At the collegiate level, I’ve seen and will continue to see good things from student athletes who are using their voices for change. Across the board, everyone is standing up in a unique way, saying this has to stop and that’s what it’s about. We are a unifier. That’s something I whole-heartedly believe.

Ryan: During this pandemic, what have you learned about yourself?
Cody: I don’t think I used this time wisely enough. When I got home from work, I was consumed with the negativity of that day. I was consuming as much of what was going on in society as I could because I wanted to learn as much as I could. But I think I learned I need to take a step back from the nonstop consumption of media. Not to turn a blind eye, I have to have a dedicated time for learning and educating myself, but I also need to feed myself, my wife, and my faith as well. That would be my biggest critique of myself during this time.

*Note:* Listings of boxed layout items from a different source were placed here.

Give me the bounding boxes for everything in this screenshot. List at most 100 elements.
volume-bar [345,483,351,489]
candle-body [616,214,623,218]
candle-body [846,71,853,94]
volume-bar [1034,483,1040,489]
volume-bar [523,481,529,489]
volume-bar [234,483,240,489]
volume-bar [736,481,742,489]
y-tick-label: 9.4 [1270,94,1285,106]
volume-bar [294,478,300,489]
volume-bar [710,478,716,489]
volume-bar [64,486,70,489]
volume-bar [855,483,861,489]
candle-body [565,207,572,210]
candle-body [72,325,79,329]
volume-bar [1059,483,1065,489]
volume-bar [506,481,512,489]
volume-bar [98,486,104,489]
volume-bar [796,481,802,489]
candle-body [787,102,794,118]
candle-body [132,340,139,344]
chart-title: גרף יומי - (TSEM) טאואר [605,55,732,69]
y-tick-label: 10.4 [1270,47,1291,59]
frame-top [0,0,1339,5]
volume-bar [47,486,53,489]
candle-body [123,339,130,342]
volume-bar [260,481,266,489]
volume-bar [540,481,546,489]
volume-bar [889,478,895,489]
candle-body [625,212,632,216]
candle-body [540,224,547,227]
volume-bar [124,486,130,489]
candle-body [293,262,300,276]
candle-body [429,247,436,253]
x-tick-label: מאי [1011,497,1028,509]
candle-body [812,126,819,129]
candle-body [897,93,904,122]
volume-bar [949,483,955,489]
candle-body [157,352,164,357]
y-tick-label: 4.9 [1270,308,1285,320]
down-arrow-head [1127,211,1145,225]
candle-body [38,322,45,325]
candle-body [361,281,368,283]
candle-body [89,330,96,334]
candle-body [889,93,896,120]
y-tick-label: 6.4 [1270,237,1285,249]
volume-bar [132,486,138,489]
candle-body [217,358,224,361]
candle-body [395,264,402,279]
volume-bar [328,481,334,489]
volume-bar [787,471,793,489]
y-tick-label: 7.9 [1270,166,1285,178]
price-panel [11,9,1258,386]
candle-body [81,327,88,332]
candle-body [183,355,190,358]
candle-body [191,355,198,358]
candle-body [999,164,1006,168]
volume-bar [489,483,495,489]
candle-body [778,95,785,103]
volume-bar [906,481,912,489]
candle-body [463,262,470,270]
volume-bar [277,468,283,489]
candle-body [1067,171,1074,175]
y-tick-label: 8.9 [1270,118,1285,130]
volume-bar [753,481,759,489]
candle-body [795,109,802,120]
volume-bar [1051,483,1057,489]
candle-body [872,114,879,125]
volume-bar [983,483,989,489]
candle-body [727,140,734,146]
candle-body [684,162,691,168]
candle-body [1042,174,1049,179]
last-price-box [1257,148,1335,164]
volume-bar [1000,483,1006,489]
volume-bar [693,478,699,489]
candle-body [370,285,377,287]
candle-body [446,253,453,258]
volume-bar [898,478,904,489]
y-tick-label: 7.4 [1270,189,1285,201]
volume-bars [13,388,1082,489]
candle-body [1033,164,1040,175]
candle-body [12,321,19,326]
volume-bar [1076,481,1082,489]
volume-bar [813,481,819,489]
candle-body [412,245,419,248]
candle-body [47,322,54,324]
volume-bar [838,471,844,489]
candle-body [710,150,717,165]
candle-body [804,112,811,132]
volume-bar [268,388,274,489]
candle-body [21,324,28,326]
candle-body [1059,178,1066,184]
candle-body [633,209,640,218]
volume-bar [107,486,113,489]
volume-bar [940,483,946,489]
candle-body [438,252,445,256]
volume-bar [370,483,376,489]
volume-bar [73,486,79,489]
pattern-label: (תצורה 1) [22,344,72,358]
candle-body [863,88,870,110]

Ryan: So when this comes to an end, whenever that may be, what are you most excited to come back to?
Cody: There’s a moment when something awesome happens at a sporting event, when you’re high-fiving everyone next to you and 100,000 strangers are cheering because an athlete did something amazing on the field. That can’t be replaced by watching sports on TV or even having less fans or no fans at the games. Nothing will replicate that. I can’t wait for that again.
Outside of sports, I’m looking forward to being able to us being about to hug our friends. Physical touch is something we need and took for granted. Bring able to gather with friends and not feel weird about it is something I’m looking forward to whenever that does come.
Ryan: And the opposite question would be, what do you hope we leave behind us?
Cody: This is a different way to answer that question. You truly don’t understand what that person you work with on a daily basis is facing. We have to lean into empathy and compassion and show love because maybe they won’t get it anywhere else. We have to, collectively as a society, push into that. Push into choosing empathy rather than the alternative. The gap is widening between love and hate, there’s no middle ground, but we have to leave people with love and compassion and empathy because in the end, that’s what matters.